Contributed by George Richerson
At one time, scientists searched for “master genes” responsible for directing the development of each group of neurons that share a common function (e.g., all motor neurons or all neurons that contain gamma-aminobutyric acid). This search has been largely fruitless, except for PHOX2B, which is the closest example of a master gene in that it is expressed almost uniquely and nearly ubiquitously in neurons of the visceral control system. The implication is that these neurons are so closely related to each other in their function that they are bound together by a common developmental program. This common bond is so primitive that a homolog of PHOX2B is even found in neurons of Ciona, a urochordate that is a marine animal made up primarily of an intestine that filters seawater.
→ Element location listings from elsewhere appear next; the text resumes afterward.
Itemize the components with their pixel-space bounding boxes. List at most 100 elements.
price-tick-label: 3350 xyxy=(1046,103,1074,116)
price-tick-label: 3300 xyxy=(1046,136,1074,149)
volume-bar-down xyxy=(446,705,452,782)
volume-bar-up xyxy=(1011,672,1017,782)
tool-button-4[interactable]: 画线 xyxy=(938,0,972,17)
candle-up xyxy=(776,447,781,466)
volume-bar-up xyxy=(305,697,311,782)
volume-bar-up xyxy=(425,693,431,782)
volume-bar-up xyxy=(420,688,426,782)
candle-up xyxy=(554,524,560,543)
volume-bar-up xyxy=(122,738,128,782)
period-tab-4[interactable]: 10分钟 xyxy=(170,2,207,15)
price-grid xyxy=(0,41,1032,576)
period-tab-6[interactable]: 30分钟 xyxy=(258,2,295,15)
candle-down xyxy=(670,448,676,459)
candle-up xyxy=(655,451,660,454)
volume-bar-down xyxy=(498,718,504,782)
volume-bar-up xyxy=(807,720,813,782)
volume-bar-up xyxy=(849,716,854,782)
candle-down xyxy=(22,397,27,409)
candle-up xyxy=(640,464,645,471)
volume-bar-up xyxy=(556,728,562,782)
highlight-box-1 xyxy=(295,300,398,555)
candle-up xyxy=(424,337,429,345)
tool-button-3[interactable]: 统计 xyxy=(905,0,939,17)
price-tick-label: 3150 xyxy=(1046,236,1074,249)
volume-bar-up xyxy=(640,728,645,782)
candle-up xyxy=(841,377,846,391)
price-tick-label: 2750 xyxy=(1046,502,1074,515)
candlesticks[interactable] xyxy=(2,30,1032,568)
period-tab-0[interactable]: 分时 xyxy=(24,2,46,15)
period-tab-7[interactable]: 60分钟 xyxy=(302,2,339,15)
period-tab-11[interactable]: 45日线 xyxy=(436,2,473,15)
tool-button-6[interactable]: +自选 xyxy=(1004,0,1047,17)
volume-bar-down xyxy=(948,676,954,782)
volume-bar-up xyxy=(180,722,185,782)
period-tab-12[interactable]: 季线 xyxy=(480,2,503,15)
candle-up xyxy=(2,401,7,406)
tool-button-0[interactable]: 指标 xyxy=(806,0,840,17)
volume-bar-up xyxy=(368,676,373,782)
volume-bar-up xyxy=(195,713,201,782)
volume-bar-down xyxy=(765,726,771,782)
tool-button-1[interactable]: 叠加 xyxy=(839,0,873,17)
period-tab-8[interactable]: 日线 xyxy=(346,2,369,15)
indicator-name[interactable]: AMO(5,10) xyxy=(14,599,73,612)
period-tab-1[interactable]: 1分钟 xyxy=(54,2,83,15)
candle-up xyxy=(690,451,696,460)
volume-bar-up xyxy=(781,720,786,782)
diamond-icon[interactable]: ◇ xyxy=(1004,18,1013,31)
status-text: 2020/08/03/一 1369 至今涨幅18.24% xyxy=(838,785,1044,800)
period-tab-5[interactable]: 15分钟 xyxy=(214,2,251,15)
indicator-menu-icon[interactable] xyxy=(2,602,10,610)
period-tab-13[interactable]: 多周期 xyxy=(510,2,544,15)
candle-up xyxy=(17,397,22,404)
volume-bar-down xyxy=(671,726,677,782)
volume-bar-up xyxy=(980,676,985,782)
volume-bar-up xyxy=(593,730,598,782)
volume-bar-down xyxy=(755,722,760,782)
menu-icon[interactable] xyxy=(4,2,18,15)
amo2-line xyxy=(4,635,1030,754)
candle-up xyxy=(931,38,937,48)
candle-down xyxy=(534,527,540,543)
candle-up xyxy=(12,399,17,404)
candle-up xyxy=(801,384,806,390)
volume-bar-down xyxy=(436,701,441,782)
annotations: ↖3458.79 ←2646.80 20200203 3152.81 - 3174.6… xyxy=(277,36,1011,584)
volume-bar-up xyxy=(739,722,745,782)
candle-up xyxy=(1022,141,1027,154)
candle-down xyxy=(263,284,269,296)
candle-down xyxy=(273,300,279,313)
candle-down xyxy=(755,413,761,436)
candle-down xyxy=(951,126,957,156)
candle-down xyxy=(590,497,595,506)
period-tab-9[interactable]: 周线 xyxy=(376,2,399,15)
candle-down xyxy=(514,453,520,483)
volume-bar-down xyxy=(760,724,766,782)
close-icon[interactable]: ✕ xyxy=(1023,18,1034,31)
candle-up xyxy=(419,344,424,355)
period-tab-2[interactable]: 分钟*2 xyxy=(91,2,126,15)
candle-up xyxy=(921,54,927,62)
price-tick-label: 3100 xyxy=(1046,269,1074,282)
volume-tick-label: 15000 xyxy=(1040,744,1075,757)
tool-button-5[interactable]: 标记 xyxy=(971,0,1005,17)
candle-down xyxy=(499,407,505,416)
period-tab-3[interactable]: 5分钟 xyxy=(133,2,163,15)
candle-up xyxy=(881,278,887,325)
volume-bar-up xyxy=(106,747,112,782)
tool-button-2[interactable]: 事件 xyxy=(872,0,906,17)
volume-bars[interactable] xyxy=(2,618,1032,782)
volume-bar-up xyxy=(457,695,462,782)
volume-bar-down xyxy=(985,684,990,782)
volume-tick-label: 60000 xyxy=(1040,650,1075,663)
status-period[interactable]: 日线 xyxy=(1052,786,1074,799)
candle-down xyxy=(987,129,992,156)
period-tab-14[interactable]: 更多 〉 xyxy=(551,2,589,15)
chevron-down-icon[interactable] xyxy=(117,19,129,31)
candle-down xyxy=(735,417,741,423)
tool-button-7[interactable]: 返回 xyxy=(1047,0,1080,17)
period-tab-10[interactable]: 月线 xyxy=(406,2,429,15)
As a rule, the neural circuits that carry out individual tasks or behaviors (e.g., locomotion, sleep, vision) are formed by several classes of neurons that follow unrelated developmental pathways before they assemble into a circuit. So far, the visceral control system is unique in that most of its constituent neuronal types differentiate under the control of the same highly specific transcription factor, phox2b. PHOX2B can thus be considered the “master gene” of the visceral control system.